Personal data from almost 3,200 Capitol Hill staffers, including passwords and IP addresses, reportedly are circulating on the dark web due in large part to some who used their work email addresses to sign up for online services, including risky services like dating and adult websites.
Swiss cybersecurity firm Proton, working with another security company, Constellation Intelligence, told The Washington Times that its researchers found 1,848 passwords belonging to Congressional staff members on the dark web, with one such aide having 31 passwords of their own exposed. Proton executives told the news site that they expect to release more details about the leak data later this week.
In a statement to the Washington Times, Proton said that “this situation highlights a critical security lapse, where sensitive work-related emails became entangled with less secure, third-party platforms,” adding that the leaks likely happened because the websites the staffers signed onto were later compromised in data breaches.
The bad actors behind the breach were not identified.
Proton estimated that the information of almost one in five congressional staffers was visible online, with nearly 300 of them having their data exposed in more than 10 separate leaks.
“The volume of exposed accounts among U.S. political staffers is alarming, and the potential consequences of compromised accounts could be severe,” Eamonn Maguire, head of account security for Proton, told the Times in a statement. “Vigilance and strict security measures are essential to safeguard personal and national security.”
The leaked data comes as the highly charged and seemingly close US presidential election nears, drawing the attention of adversaries like China, Russia, Iran, and North Korea and the threat groups that they support. An Iranian-backed threat group this summer hacked into both the Trump and at the time the Biden-Harris campaigns. The group had accessed the email account of Trump cohort Roger Stone and used it as a doorway into the Trump campaign’s systems.
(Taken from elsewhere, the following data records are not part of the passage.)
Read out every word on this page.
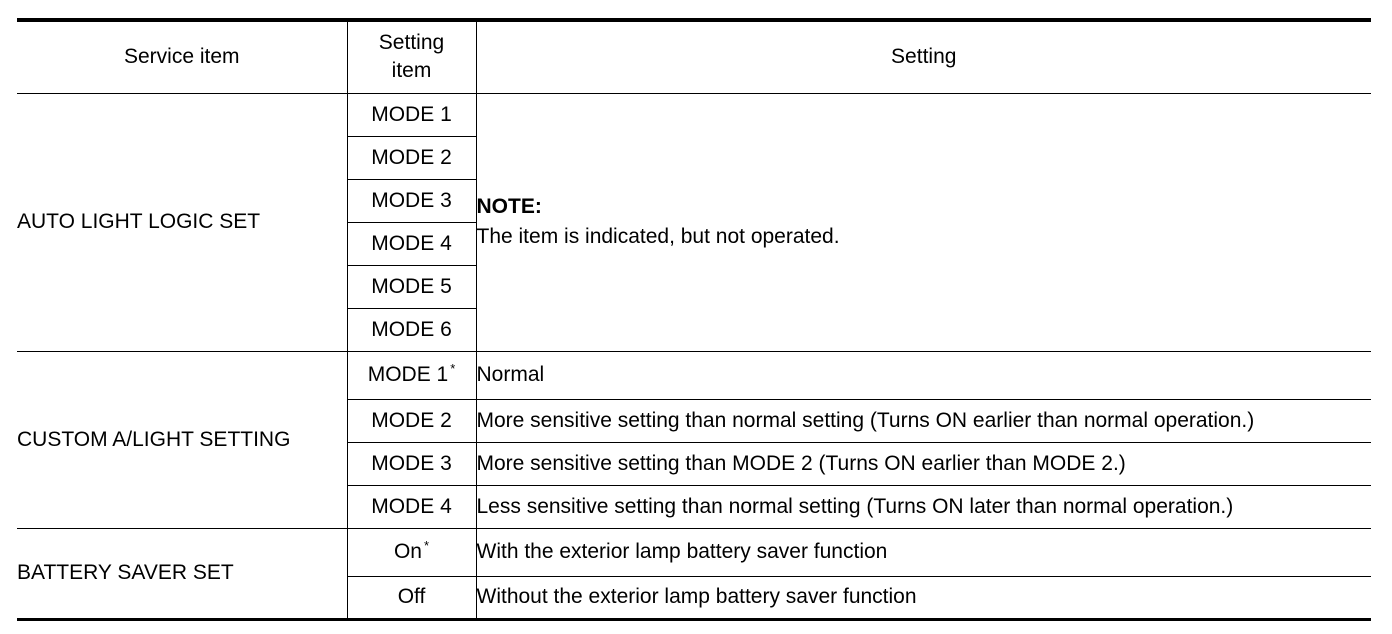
Service item	Setting item	Setting
AUTO LIGHT LOGIC SET	MODE 1	NOTE:
The item is indicated, but not operated.

	MODE 2	
	MODE 3	
	MODE 4	
	MODE 5	
	MODE 6	
CUSTOM A/LIGHT SETTING	MODE 1 *	Normal
	MODE 2	More sensitive setting than normal setting (Turns ON earlier than normal operation.)
	MODE 3	More sensitive setting than MODE 2 (Turns ON earlier than MODE 2.)
	MODE 4	Less sensitive setting than normal setting (Turns ON later than normal operation.)
BATTERY SAVER SET	On *	With the exterior lamp battery saver function
	Off	Without the exterior lamp battery saver function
In an advisory last week from CISA and the FBI, the breaches were part of a larger effort by the Iranian government to disrupt the elections now less than two months away.
“This malicious cyber activity is the latest example of Iran’s multi-pronged approach … to stoke discord and undermine confidence in our electoral process,” the agencies wrote. “Foreign actors are increasing their election influence activities as we approach November. In particular, Russia, Iran, and China are trying by some measure to exacerbate divisions in U.S. society for their own benefit, and see election periods as moments of vulnerability.”
In a report Tuesday, security platform provider ReliaQuest wrote that “election-related targeting from nation-state–associated groups, hacktivists, and cybercriminals will pose substantial threats to businesses through phishing, distributed denial of service (DDoS), and data theft, aiming to disrupt operations, cause financial loss, and exploit heightened public interest.”
Advanced persistent threat (APT) groups will use hack-and-leak operations, disinformation campaigns, and attacks on electoral infrastructure in thee run up to the elections, ReliaQuest cyberthreat intelligence analyst Gautham Ashok wrote in the report. They’ll also use fake social media profiles, bot networks, and troll farms to spread disinformation widely.
Already bad actors are sending election-themed phishing emails that contain SocGholish malware loader while other cybercriminals are registering typosquatting domains to run cryptocurrency scams by luring victims into making fake donations and investment schemes. Threat groups also likely target systems used in voter registration, vote tallying, and the reporting of election results.
Congressional staffers are the latest marks in a rapidly expanding cyberthreat environment linked to the elections, with Proton saying it had warned those victims whose data was leaked.